If the weather and sea conditions are too severe, you may not be allowed to even stand on the observation pedestal at a farther distance, let alone the railing right beside the hole.
A short walk from a tiny parking space on the right side of the road is required to arrive at the cliff. You’ll encounter a striking scene with the open blue ocean on the right and the Newport Cove and Sand Beach on the left.
Otter Cliff also marks the end of the Ocean Trail that I mentioned earlier. If you took the trail to reach here, you might see a section of the rocks where a few adventurers maybe rock climbing.
Side Street Cafe
A long exhausting day, ha? Then, you definitely need some lip-smacking and gut satisfying dinner. Head to Side Street Cafe in Bar Harbor to savor the scrumptious food and enjoy the hip ambiance.
The town of Bar Harbor
Spend the morning of your last day exploring Bar Harbor. Take a walk on the Main street with some occasional wandering into the side streets, and you’ll spot local eateries, souvenir stores, ice cream shops, art galleries, museums, and much more.

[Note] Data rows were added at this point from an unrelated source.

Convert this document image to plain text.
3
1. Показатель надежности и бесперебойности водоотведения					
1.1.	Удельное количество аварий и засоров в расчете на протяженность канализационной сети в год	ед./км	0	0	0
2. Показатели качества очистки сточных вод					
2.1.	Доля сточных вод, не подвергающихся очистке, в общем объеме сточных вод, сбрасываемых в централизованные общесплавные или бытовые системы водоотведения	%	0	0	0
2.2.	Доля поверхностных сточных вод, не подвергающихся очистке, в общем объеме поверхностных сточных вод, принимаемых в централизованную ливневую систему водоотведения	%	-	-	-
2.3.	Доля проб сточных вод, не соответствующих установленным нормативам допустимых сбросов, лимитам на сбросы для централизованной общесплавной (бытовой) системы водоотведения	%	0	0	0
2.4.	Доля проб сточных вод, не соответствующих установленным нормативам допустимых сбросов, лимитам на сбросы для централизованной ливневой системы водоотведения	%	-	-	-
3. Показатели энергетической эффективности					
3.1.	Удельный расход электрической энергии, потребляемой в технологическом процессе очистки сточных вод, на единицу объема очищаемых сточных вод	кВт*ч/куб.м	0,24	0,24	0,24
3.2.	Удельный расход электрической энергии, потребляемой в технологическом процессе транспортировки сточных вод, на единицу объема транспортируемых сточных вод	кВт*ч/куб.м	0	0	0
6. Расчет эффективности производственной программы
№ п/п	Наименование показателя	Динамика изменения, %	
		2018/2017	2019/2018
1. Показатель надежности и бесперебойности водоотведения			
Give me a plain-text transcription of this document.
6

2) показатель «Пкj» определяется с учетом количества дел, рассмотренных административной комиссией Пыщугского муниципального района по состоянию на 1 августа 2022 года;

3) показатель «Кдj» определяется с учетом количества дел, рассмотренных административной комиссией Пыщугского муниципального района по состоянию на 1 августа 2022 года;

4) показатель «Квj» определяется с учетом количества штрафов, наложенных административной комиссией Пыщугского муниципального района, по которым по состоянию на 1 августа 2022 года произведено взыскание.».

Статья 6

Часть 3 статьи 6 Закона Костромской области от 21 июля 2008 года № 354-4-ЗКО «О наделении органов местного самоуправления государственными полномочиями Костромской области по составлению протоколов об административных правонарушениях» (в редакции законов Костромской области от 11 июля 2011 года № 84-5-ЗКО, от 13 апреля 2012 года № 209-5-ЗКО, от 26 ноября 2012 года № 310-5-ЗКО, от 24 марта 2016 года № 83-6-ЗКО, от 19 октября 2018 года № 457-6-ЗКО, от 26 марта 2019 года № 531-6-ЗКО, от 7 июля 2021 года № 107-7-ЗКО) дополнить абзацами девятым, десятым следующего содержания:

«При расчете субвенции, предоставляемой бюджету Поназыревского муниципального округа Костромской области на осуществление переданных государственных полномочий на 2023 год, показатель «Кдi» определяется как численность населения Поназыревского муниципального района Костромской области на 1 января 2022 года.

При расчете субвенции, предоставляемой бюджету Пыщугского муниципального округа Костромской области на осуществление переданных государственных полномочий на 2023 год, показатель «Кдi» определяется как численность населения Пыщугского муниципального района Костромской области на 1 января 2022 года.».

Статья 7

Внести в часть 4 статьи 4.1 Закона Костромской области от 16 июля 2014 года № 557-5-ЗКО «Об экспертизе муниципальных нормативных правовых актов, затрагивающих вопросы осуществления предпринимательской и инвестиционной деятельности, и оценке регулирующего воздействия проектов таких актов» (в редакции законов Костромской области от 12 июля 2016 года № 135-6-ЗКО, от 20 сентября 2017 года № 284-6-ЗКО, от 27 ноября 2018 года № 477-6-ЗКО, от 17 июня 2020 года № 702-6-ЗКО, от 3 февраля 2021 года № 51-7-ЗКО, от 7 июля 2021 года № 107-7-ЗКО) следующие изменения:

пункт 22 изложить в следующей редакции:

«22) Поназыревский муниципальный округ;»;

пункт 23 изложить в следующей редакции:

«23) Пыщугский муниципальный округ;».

This small town has a variety of activities to choose from, all of which are listed on this website. Whale watching, seaplane rides, kayaking trips, cultural tours; this little town has got it all.

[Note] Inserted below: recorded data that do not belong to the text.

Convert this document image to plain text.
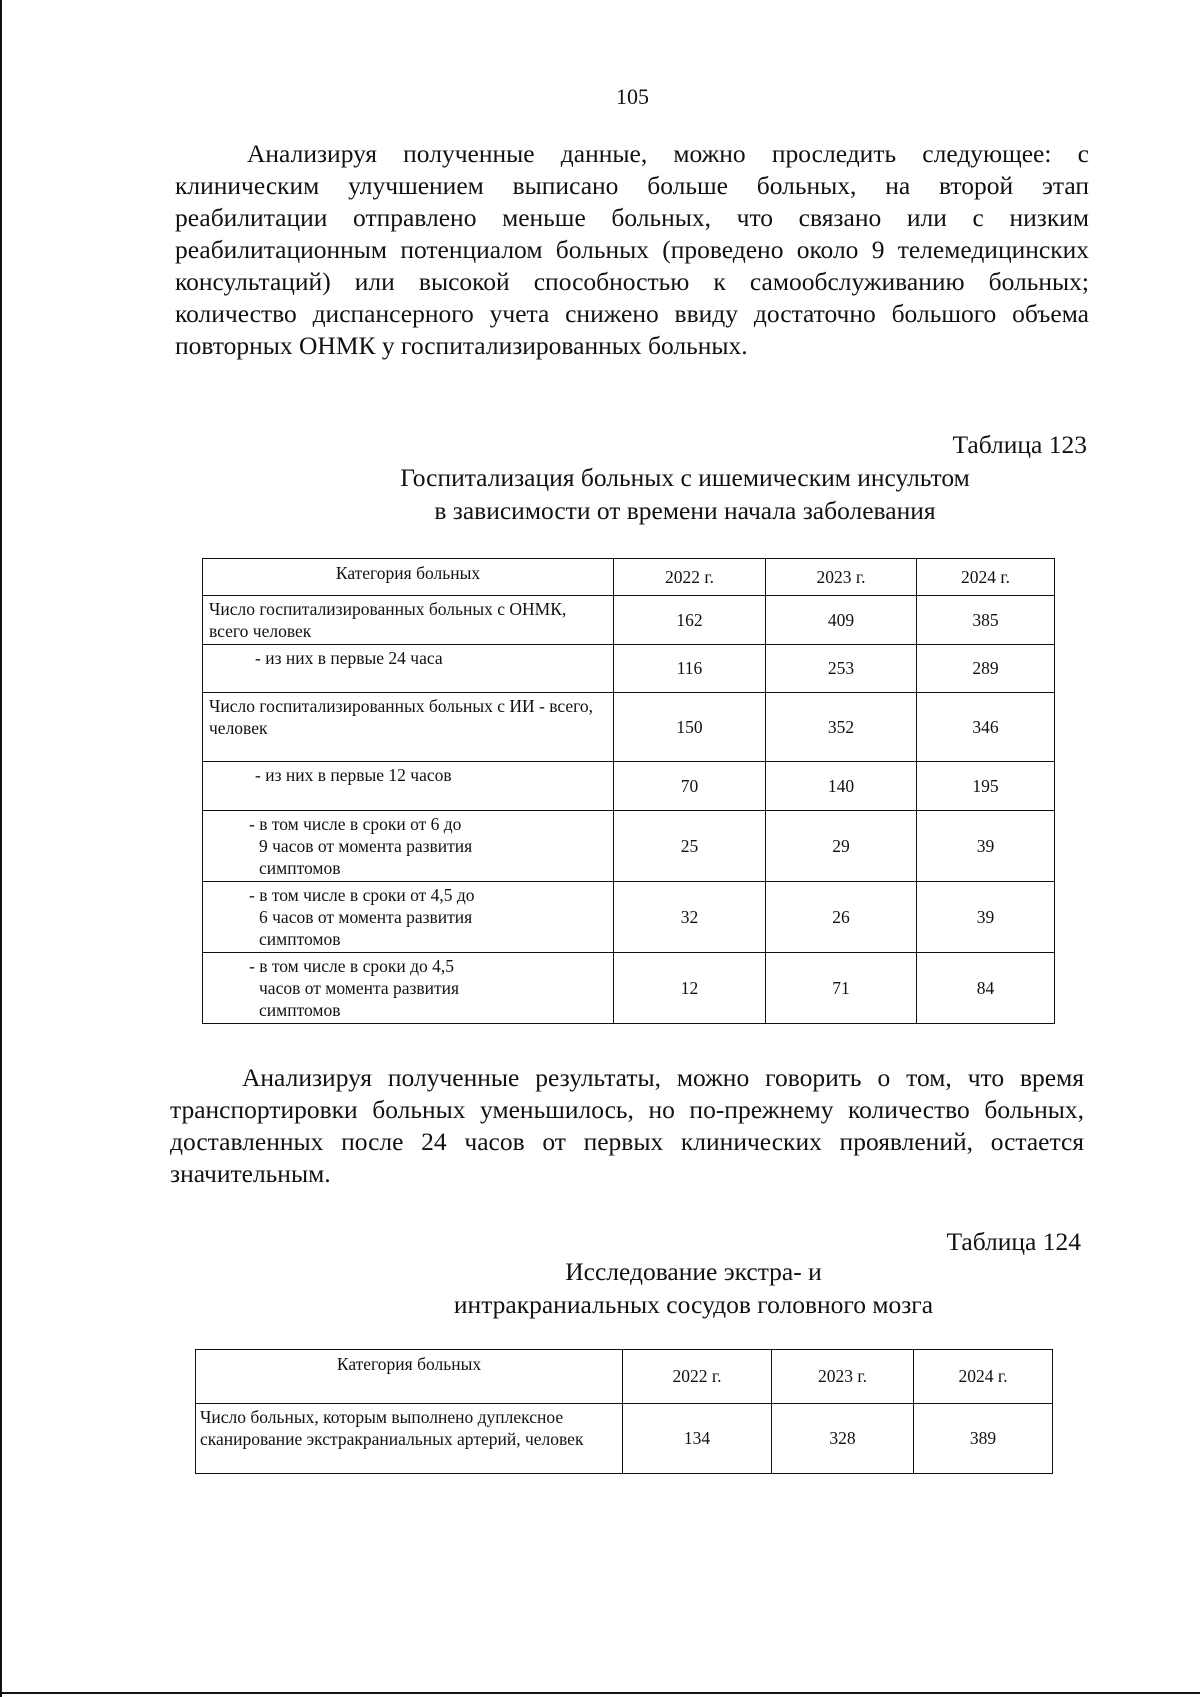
105

Анализируя полученные данные, можно проследить следующее: с клиническим улучшением выписано больше больных, на второй этап реабилитации отправлено меньше больных, что связано или с низким реабилитационным потенциалом больных (проведено около 9 телемедицинских консультаций) или высокой способностью к самообслуживанию больных; количество диспансерного учета снижено ввиду достаточно большого объема повторных ОНМК у госпитализированных больных.

Таблица 123
Госпитализация больных с ишемическим инсультом
в зависимости от времени начала заболевания
Категория больных	2022 г.	2023 г.	2024 г.
Число госпитализированных больных с ОНМК, всего человек	162	409	385
- из них в первые 24 часа	116	253	289
Число госпитализированных больных с ИИ - всего, человек	150	352	346
- из них в первые 12 часов	70	140	195
- в том числе в сроки от 6 до
9 часов от момента развития
симптомов	25	29	39
- в том числе в сроки от 4,5 до
6 часов от момента развития
симптомов	32	26	39
- в том числе в сроки до 4,5
часов от момента развития
симптомов	12	71	84

Анализируя полученные результаты, можно говорить о том, что время транспортировки больных уменьшилось, но по-прежнему количество больных, доставленных после 24 часов от первых клинических проявлений, остается значительным.

Таблица 124
Исследование экстра- и
интракраниальных сосудов головного мозга
Категория больных	2022 г.	2023 г.	2024 г.
Число больных, которым выполнено дуплексное сканирование экстракраниальных артерий, человек	134	328	389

Occasionally at the main harbor, you may spot a majestic cruise drop or board their patrons which determines how crowded the town will be on that day.
After visiting the commercialized yet charming town of Bar Harbor, how about seeing a sparsely populated part of Acadia with equally, if not more, picturesque nature trails and landscapes?
About 40 miles away from the park, the Schoodic Peninsula is the only part of Acadia that is in the mainland. If you have an extra day, consider camping at the Schoodic Woods Campgrounds for an ultimate close-to-nature experience.
For those just visiting, drive around the quiet Schoodic Loop road and stop at the following points to soak in this peninsula’s beauty.
Pick some lunch on your way to the Schoodic Peninsula and have it at the Frazer Point. You can picnic at this first stop along the loop road or simply enjoy the calmness of the surrounding harbor.
Next stop is the highest point of the peninsula (only 440 feet though) from where you can see the forests and lands of the peninsula as well as the surrounding islands.
Schoodic Head can be reached via a short hike through some rocky granites. There are several trails around this area if you’ve got more time to explore.
This is the perfect spot to end your Acadia trip. You’ll have the sight of the Cadillac Mountain and the Bar Harbor shore to yourself.
The unique thing about this place is the collection of massive chunks of dark basalt. It is a volcanic rock that forms the coastline of the southern tip of this peninsula.
Leave enough room in your schedule to arrive at the Boston airport for your return flight, in case you’re flying back. The road from Acadia to I-95 (a major highway on the East Coast) is single-laned in each direction and can be heavily trafficked at the end of long weekends.
Bonus #TravelSmart Tips
Park at Hulls Cove Visitor Center and ride the shuttle
Hulls Cove is the most visited and easily accessible visitor center of the park.
If you don’t want to drive around the park, you can leave your car in the large parking lot at this visitor center and board on an island shuttle that stops at several points of the park.
To cover the park entirely, you’ll have to hop on to the shuttles of other routes from the common junctions. Click here to obtain more information about the shuttle.
Route 4 of the shuttle service covers the Park Loop road, the most heavily trafficked road in Acadia. Click here to see the schedule.
Note that the shuttle only operates between June and October.
I assure you that you’ll be weak-kneed at the end of this extra-long weekend trip, probably the kind in which you’re tired but unquestionably the type in which you’re left in awe of what you just experienced.
Be it spring, summer, or fall, this small national park has so much to offer. Share your comments to let us know about your Acadian experience. Happy Exploring!